Jobs basically says that Apple will not do that, because it would weaken their ability to keep the DRM unbroken, which would eventually mean contractual breach of their agreement with the 4 big music labels. But don’t take my word for it, read the essay, it’s a very good read.
He then goes on saying that Fairplay is only there because the 4 big labels require it, and that if they would drop the contractual requirement, Apple would get rid of it ‘in a heartbeat’. No DRM would be best for consumers, and would obviously save Apple a lot of money and bad press.

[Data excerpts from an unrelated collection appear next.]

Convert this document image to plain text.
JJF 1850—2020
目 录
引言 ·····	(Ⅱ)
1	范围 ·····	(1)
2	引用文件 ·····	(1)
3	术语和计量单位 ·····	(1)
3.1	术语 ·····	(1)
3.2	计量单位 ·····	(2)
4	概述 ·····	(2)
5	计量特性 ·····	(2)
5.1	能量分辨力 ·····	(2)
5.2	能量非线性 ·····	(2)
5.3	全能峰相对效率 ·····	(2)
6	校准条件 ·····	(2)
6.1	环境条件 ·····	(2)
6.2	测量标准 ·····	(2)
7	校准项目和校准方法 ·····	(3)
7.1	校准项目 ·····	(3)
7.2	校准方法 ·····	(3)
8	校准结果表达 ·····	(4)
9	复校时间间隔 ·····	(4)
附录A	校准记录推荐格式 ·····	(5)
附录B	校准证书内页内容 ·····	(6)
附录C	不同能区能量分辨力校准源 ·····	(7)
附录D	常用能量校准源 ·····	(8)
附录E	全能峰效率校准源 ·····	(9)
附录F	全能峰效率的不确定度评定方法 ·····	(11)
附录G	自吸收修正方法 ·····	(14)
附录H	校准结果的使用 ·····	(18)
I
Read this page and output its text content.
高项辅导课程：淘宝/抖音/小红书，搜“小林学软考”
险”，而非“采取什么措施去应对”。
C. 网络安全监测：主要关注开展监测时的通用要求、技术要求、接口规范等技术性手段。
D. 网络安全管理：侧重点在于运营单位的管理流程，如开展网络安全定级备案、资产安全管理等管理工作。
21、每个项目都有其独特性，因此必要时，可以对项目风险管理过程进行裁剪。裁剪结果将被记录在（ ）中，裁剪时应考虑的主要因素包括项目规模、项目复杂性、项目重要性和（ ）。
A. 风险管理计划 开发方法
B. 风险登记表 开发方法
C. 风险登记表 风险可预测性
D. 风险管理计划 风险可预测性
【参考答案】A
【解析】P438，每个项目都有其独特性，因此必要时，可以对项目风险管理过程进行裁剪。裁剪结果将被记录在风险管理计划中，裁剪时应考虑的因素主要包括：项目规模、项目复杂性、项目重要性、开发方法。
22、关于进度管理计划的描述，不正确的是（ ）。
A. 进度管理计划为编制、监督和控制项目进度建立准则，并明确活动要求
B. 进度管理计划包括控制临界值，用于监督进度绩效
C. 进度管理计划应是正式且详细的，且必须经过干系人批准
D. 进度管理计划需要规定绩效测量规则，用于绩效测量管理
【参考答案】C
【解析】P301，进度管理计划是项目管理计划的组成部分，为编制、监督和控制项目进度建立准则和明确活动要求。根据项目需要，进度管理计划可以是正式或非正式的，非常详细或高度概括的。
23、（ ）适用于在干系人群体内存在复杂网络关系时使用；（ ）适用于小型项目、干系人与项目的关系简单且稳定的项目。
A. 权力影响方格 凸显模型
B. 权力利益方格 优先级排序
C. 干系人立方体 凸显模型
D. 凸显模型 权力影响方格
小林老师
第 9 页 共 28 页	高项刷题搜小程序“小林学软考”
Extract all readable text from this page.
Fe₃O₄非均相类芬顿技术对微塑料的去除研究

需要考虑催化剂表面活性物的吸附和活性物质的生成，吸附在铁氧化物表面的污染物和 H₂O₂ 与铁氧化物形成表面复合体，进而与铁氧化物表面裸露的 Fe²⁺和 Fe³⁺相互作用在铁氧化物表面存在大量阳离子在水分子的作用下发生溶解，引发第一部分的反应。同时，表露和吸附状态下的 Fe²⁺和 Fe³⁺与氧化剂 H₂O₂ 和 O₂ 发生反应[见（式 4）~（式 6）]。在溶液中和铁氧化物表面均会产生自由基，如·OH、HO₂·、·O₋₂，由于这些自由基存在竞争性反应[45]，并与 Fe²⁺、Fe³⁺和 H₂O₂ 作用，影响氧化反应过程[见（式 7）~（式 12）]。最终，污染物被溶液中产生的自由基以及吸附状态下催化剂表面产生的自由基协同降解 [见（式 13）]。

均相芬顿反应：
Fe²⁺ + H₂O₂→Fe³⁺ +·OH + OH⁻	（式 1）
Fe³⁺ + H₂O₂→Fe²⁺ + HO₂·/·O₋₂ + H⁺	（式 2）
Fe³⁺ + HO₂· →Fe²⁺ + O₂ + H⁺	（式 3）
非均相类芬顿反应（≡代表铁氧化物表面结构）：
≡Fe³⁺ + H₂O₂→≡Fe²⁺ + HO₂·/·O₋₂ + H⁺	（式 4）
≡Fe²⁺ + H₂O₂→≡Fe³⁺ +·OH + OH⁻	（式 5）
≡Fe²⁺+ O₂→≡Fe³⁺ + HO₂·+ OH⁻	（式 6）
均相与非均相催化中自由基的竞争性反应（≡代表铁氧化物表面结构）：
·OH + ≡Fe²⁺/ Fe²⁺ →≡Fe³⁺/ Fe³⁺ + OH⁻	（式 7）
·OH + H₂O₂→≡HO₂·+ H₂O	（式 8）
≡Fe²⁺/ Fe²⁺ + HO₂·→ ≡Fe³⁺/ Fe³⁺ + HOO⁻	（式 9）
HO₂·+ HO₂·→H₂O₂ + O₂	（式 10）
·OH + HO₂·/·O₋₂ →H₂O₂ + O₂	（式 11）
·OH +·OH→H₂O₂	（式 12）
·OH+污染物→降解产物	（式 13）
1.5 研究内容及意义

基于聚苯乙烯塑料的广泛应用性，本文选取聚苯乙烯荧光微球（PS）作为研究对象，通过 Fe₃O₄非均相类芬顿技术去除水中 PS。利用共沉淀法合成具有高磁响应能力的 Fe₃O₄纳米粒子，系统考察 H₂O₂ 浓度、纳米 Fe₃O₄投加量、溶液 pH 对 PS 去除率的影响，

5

I like his statement. I’m happy that he’s putting public pressure on the big 4 – even though it is probably just to get the European governments off Apple’s back. I want to believe that this is really what he thinks. But I’m a little suspicous. After all, as others have pointed out, some of the independent labels that sell music through the iTunes music store don’t want any DRM, and have asked Apple to remove it from their music. Apple basically said ‘no’. And yet, the podcasts that are available for free through the iTunes music store are MP3 downloads – no DRM at all. Removing DRM from (some) music in the iTunes store should be hardly any work at all – Apple obviously already has the infrastructure in place for that.
So, Mr. Jobs, please put your money where your mouth is. Remove the DRM for the labels that request it. When you do that, I’ll believe you. And applaud you.